A quand un Code minier?

LE TON avec lequel un collectif de parlementaires avait interpellé le ministre de l’Energie, des mines, de l’eau et de l’environnement, Fouad Douiri, devant le Parlement était d’une autre facture. On n’est pas habitué à de telles réactions dans l’hémicycle . C’est lors de la présentation de sa stratégie pour le développement du secteur minier, en particulier son cadre juridique qui demeure gardé en otage par la complexité procédurale, qu’une véracité occultée laisse paraître la défaillance organique devant laquelle la montée conjoncturelle de soubresauts économiques laisse ébahi plus d’un.
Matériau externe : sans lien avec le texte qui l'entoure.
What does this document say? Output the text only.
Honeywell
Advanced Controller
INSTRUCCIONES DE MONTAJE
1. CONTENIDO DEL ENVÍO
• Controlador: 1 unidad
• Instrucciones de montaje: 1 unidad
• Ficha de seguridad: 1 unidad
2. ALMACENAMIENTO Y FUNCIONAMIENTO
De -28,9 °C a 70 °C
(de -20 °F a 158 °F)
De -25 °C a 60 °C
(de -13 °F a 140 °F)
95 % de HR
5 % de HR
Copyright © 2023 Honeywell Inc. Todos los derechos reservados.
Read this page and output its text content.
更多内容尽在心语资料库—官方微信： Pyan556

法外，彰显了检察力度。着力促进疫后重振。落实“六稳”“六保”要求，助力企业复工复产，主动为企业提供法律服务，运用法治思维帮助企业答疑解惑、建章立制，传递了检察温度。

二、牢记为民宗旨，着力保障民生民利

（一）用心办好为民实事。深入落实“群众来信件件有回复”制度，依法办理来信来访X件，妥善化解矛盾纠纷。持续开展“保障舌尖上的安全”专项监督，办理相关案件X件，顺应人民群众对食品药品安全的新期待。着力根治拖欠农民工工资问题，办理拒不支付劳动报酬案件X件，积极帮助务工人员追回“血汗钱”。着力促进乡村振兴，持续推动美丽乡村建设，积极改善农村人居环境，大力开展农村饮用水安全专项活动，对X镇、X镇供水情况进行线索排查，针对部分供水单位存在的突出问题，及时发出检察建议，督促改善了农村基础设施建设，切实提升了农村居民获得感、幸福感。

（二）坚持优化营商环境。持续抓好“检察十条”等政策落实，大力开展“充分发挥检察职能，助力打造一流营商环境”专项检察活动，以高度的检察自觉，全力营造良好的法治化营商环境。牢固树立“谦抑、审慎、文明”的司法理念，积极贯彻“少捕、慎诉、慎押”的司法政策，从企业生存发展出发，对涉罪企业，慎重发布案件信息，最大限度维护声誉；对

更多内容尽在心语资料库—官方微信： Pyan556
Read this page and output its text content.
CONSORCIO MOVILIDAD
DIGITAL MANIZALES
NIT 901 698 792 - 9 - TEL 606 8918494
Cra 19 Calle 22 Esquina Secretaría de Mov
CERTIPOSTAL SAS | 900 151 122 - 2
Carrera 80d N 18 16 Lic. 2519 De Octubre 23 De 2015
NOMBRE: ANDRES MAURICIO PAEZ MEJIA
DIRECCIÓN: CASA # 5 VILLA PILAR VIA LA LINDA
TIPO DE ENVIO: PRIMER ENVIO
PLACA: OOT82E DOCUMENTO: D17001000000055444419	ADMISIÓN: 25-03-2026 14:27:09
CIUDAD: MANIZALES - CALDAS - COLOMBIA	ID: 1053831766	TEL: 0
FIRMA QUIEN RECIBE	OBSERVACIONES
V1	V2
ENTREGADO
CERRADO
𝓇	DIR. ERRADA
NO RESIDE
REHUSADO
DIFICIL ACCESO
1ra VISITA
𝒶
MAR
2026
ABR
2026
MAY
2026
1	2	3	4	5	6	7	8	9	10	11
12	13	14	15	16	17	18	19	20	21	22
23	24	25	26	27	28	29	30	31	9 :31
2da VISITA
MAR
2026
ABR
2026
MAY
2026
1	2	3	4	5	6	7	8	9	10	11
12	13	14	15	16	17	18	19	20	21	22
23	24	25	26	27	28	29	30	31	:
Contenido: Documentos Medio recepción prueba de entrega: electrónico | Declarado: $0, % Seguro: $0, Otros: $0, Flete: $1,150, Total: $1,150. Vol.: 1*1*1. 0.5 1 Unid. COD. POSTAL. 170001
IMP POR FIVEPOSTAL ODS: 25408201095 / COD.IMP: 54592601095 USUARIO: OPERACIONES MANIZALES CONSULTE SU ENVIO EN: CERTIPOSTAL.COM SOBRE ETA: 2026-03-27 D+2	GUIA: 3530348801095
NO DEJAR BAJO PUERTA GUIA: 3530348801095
C’est dû en fait à une surexploitation démesurée et impopulaire qui fait pâtir dans la pauvreté des régions entières dépourvues de minimum de soutiens sociaux. Bien sûr, notre pays n’a pas besoin de prendre de la vitesse dans une réglementation moderne du secteur. Il s’en fait à celui de 1951 et cela suffit. Le trop dire et trop parler de nos responsables, ils excellent dans la langue de bois. C’est encore au moment où certains pays africains prennent conscience de la protection de leur richesse minière, que nous autres ne cessons de s’accomplir dans la traîne et laissons empirer les émulsions en particules de flammes comme un boulet de feu d’une équipe gouvernementale à une autre. Nous sommes loin aujourd’hui du réalisme africain qui en avait fait de la codification du secteur l’une des priorités comme le Cameroun, le Sénégal, le Congo et autres…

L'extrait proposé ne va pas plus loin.